Gromov-Witten theory and Noether-Lefschetz theory for holomorphic-symplectic varieties

TL;DR

This paper explores the relationship between Gromov-Witten invariants and Noether-Lefschetz theory in holomorphic-symplectic varieties, proposing a new conjectural formula and extending known results for specific geometric classes.

Contribution

It introduces a new conjectural formula linking Gromov-Witten invariants to primitive classes in holomorphic-symplectic varieties, generalizing previous conjectures for K3 surfaces.

Findings

Evidence for the new conjectural formula for Gromov-Witten invariants.

Determination of generating series of Noether-Lefschetz numbers for Debarre-Voisin varieties.
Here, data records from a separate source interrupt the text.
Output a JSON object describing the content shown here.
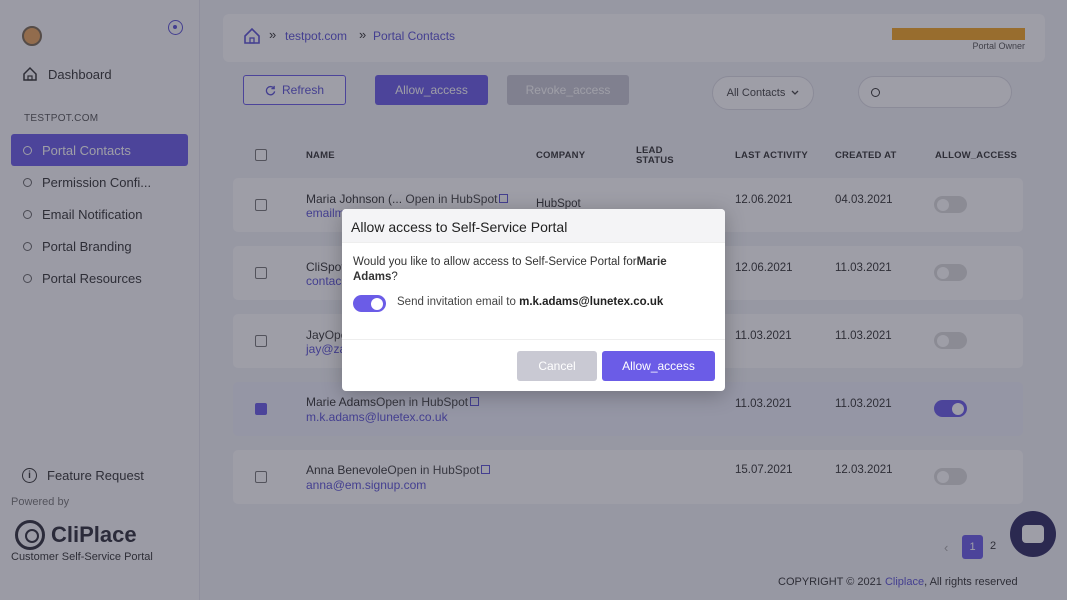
{
  "sidebar": {
    "dashboard_label": "Dashboard",
    "section_label": "TESTPOT.COM",
    "items": [
      {
        "label": "Portal Contacts"
      },
      {
        "label": "Permission Confi..."
      },
      {
        "label": "Email Notification"
      },
      {
        "label": "Portal Branding"
      },
      {
        "label": "Portal Resources"
      }
    ],
    "feature_request": "Feature Request",
    "powered_by": "Powered by",
    "brand": "CliPlace",
    "tagline": "Customer Self-Service Portal"
  },
  "topbar": {
    "crumb1": "testpot.com",
    "crumb2": "Portal Contacts",
    "sep": "»",
    "owner_label": "Portal Owner",
    "owner_color": "#f5a623"
  },
  "toolbar": {
    "refresh": "Refresh",
    "allow": "Allow_access",
    "revoke": "Revoke_access",
    "filter": "All Contacts",
    "search_placeholder": ""
  },
  "table": {
    "headers": {
      "name": "NAME",
      "company": "COMPANY",
      "lead1": "LEAD",
      "lead2": "STATUS",
      "last_activity": "LAST ACTIVITY",
      "created_at": "CREATED AT",
      "allow_access": "ALLOW_ACCESS"
    },
    "rows": [
      {
        "name": "Maria Johnson (...",
        "hs": "Open in HubSpot",
        "email": "emailm",
        "company": "HubSpot",
        "last": "12.06.2021",
        "created": "04.03.2021",
        "on": false
      },
      {
        "name": "CliSpot",
        "hs": "",
        "email": "contac",
        "company": "",
        "last": "12.06.2021",
        "created": "11.03.2021",
        "on": false
      },
      {
        "name": "Jay",
        "hs": "Ope",
        "email": "jay@za",
        "company": "",
        "last": "11.03.2021",
        "created": "11.03.2021",
        "on": false
      },
      {
        "name": "Marie Adams",
        "hs": "Open in HubSpot",
        "email": "m.k.adams@lunetex.co.uk",
        "company": "",
        "last": "11.03.2021",
        "created": "11.03.2021",
        "on": true
      },
      {
        "name": "Anna Benevole",
        "hs": "Open in HubSpot",
        "email": "anna@em.signup.com",
        "company": "",
        "last": "15.07.2021",
        "created": "12.03.2021",
        "on": false
      }
    ]
  },
  "pager": {
    "prev": "‹",
    "p1": "1",
    "p2": "2"
  },
  "footer": {
    "prefix": "COPYRIGHT © 2021 ",
    "link": "Cliplace",
    "suffix": ", All rights reserved"
  },
  "modal": {
    "title": "Allow access to Self-Service Portal",
    "text_prefix": "Would you like to allow access to Self-Service Portal for",
    "text_name": "Marie Adams",
    "text_suffix": "?",
    "invite_prefix": "Send invitation email to ",
    "invite_email": "m.k.adams@lunetex.co.uk",
    "cancel": "Cancel",
    "allow": "Allow_access"
  },
  "colors": {
    "accent": "#6b5ce7",
    "disabled": "#c9c9d3"
  }
}
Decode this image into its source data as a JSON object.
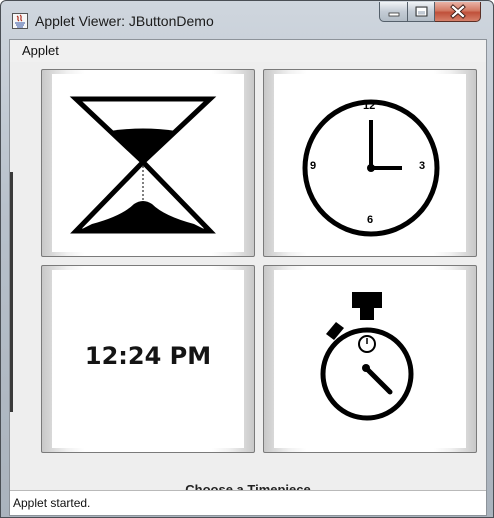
{
  "window": {
    "title": "Applet Viewer: JButtonDemo",
    "controls": [
      "minimize-icon",
      "maximize-icon",
      "close-icon"
    ]
  },
  "menubar": {
    "items": [
      {
        "label": "Applet"
      }
    ]
  },
  "buttons": [
    {
      "name": "hourglass-button",
      "icon": "hourglass-icon"
    },
    {
      "name": "analog-clock-button",
      "icon": "analog-clock-icon",
      "numerals": {
        "top": "12",
        "right": "3",
        "bottom": "6",
        "left": "9"
      }
    },
    {
      "name": "digital-clock-button",
      "icon": "digital-clock-icon",
      "text": "12:24 PM"
    },
    {
      "name": "stopwatch-button",
      "icon": "stopwatch-icon"
    }
  ],
  "caption": "Choose a Timepiece",
  "status": "Applet started."
}
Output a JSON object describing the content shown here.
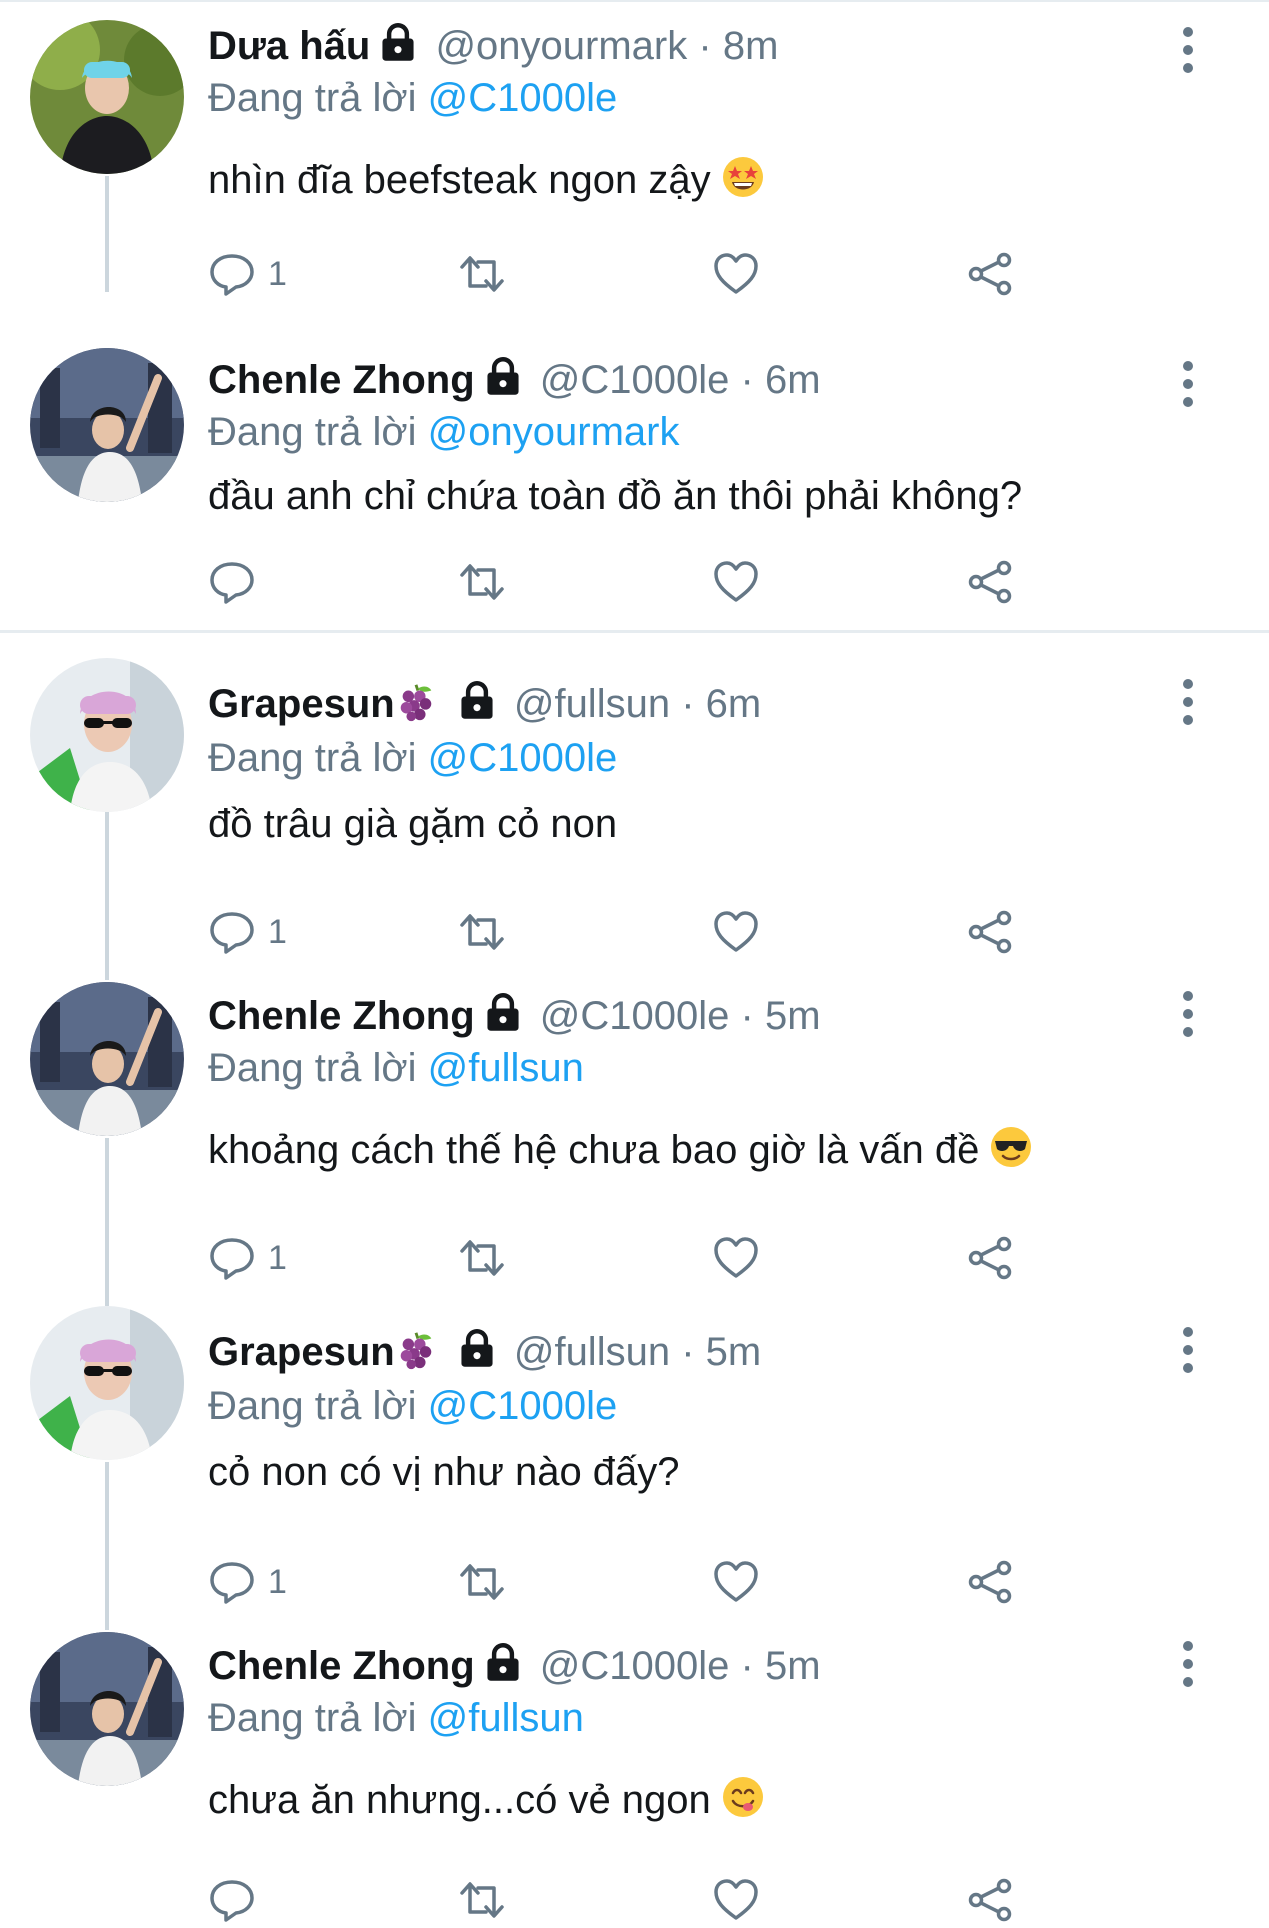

Extension of results on HLS divisors on moduli spaces of Debarre-Voisin fourfolds.

Abstract

We use Noether-Lefschetz theory to study the reduced Gromov--Witten invariants of a holomorphic-symplectic variety of $K3^{[n]}$-type. This yields strong evidence for a new conjectural formula that expresses Gromov-Witten invariants of this geometry for arbitrary classes in terms of primitive classes. The formula generalizes an earlier conjecture by Pandharipande and the author for K3 surfaces. Using Gromov-Witten techniques we also determine the generating series of Noether-Lefschetz numbers of a general pencil of Debarre-Voisin varieties. This reproves and extends a result of Debarre, Han, O'Grady and Voisin on HLS divisors on the moduli space of Debarre-Voisin fourfolds.